In view of the extremely stimulative policy stance in place in the US we expect growth there to accelerate to, say, the middle of the 1.5-2% bracket. Policy is extremely stimulative in the UK too, but in this case decision makers have to grapple with this economy’s typical structural weaknesses and low degree in positive responsiveness. We are inclined to believe that UK GDP real growth will do no better than hovering around zero.
We do not expect major changes in Japan, where with the coming to power of the new government policy matters have become quite muddled. Our present working hypothesis for Japanese growth is a slight decline to the +1.5% mark.

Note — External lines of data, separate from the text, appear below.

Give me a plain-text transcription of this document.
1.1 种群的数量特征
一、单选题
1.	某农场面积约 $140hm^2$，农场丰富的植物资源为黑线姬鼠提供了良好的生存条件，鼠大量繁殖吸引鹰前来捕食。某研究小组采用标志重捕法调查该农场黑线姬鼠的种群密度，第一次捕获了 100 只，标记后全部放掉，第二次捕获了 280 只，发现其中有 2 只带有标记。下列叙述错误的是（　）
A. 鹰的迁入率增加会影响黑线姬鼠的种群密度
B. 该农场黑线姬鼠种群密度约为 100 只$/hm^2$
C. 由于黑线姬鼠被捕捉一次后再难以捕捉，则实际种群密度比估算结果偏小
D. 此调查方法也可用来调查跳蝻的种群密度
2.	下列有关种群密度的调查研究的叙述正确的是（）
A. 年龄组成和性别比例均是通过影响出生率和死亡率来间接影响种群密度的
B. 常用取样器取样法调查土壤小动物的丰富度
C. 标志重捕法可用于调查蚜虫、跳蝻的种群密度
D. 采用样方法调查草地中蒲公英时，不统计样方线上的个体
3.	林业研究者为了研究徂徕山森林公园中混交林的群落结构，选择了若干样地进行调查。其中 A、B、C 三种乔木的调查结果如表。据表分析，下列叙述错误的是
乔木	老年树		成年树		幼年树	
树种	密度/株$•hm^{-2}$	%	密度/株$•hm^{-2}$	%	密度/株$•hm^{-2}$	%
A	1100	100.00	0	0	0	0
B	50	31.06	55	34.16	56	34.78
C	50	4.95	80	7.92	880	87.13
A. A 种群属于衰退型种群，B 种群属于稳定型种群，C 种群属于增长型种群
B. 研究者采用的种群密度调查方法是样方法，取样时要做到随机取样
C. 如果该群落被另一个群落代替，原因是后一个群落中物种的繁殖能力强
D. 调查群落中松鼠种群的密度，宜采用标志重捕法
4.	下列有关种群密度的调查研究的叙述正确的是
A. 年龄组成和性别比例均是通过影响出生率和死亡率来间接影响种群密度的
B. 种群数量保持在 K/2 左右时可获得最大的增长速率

In Euroland, where policy is expansionary too but way less than in the other zones under consideration, we assume that the present clip will be basically confirmed for the two major economies, Germany and France, with a possible minor decline to 2.0% for the first and to 1.0% for the latter. Things look somewhat different for Italy, for which we anticipate an acceleration in the economy’s cruising speed to some 2.0%. This is in line with the main index of advanced indicators computed by the OECD (the supranational Organisation of Economic Cooperation and Development, based in Paris), which since a couple of months shows for Italy a probability of growth in the near future being the highest among major economies. This calls, however, for some clarification. When these OECD data were first published they were greeted by Italian media, such as the leading national newspapers Corriere della Sera and La Repubblica, with headlines such as Italy on Top (sic). Italian Prime Minister Silvio Berlusconi went as far as proudly declaring that Italy had overtaken the UK in terms of GDP. Now, all this is of course nonsense. For one: Italy’s GDP keeps trailing that of the UK by a fair stretch. Second, even if Italy had overtaken the UK, given the sorry current status of the latter’s economy, that would not exactly qualify as a most remarkable feat. Third, the Italian economy’s chances of expansion at this stage are only the inverse mechanical effect of the depth to which it had sunk in the context of the so-called Great Recession. In fact, Italy belongs to all intents and purposes to the PIIGS group (Portugal, Italy, Ireland, Greece and Spain), which, as is well known, is severely straining the European Monetary Union (let’s note in passing that the recurrent rumors of a possible break-up of the EMU does not indicate the real likelihood of such an event but, rather, how dysfunctional the Union has become at this point).
Turning to inflation, prospects for H1 2010, again, vary to a significant extent. At one end we have deflation which struck Japan and then Germany and France, with consumer prices we put as trending toward zero in Germany and to below 1% in France (these variations, we here too remind, being not year-on but annualized rates of change over the previous period). And at the other end, we have the US and the UK, with consumer prices we see going up by some 2.5% in the case of the US and by over 3.0% in that of the UK, as a consequence of the policy stances at present put to work in these two countries. And we also have Italy, with an estimated +3.0% in consumer prices, faithful to its PIIGS group membership.
The overall short term scenario in our book remains the L-shaped one. Or more precisely, the profile we see is similar to the square root sign, with the differences that a) the first, descending part comes from higher up and is consequently longer; b) that the following upwards part is only a sort of up-tick, as such disproportionately shorter than the previous down-sloped bit, this up-tick being the point where we would more or less be at this moment; and c) with the up-tick being in turn followed by an horizontally undulating line, reflecting a state of homeostatic, unstable and very sub-par equilibrium.
For how long then do we expect this type of equilibrium to last? As long as the system, especially in the US, is not properly fixed. Which doesn’t seem to be for tomorrow.
The name of the last great white hope was Rocky Marciano, who was true to it, as he was never beaten. Recently we had a black one (hope, that is). But no longer.